The company’s financial director, Rob Field, said South Africa may not be able to survive the magnitude of the dumping as some companies have already started slowing production as a result.
Field said poultry companies had continued to engage the government on the problems.
“Some of the small producers have left the poultry industry already, so there have been massive job losses,” Field said. “However, we remain confident that the government and other stakeholders will find a solution to this problem so that we can have a sustainable industry in the future.”
The scrapping of duties on US chicken imports in June last year opened the door to chicken imports from the European Union and Brazil.
Field said that since the beginning of the year, more than 3500 workers in the industry have lost their jobs, adding that more were set to follow.
On Friday, RCL Foods said its earnings before interest, taxes, depreciation and amortisation (Ebitda) depreciated 21.9 percent to R900.4 million for the six months ended December 31, compared to a profit of R210.9 million a year ago.
The company said total volumes came down 8.5 percent to 165757 tons for the period.

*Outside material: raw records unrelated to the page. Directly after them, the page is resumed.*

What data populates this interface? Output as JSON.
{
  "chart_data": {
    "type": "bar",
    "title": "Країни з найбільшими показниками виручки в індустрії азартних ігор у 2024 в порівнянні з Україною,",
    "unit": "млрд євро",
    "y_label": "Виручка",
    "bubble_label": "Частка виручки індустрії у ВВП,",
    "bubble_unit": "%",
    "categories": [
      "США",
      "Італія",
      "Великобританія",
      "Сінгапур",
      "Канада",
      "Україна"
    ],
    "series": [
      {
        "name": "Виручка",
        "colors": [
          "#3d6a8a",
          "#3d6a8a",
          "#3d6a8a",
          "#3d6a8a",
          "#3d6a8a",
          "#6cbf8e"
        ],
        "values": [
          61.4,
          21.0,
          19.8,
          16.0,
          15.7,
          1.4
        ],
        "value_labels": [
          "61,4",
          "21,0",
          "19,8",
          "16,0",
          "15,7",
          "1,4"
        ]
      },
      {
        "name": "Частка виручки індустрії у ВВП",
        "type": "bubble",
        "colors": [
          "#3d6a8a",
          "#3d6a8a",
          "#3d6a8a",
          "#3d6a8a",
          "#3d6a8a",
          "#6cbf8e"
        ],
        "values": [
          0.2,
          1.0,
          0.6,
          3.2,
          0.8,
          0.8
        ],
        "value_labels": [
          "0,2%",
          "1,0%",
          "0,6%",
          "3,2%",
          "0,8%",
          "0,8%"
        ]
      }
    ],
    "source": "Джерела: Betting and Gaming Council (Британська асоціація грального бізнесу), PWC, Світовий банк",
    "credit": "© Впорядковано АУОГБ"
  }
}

Field said RCL Foods had strengthened its resolve to speedily implement a new business model which would include the reduction of its Hammarsdale operation, in KwaZulu-Natal, to a single shift from the beginning of March. This would eliminate a portion of loss making individually quick frozen (IQF) mixed portion product, which declined 50 percent over a three-year period.
The total cost of implementing these strategic actions in the current period would amount to R194.1 million, comprising a R142.2 million impairment to the fixed asset base, as a consequence of the downsizing, predominantly in the IQF space; a R42.9 million provision for restructuring costs and R9 million in biological assets write-downs, directly related to the reduction in the size of flocks and bird numbers at Hammarsdale in anticipation of moving to a single shift.
RCL Foods’ other business units performed better with the Sugar & Milling division excelling with Ebitda increasing by 20.7 percent to R578.2 million.
On Friday, RCL shares slipped 1.27 percent to close at R15.50 on the JSE.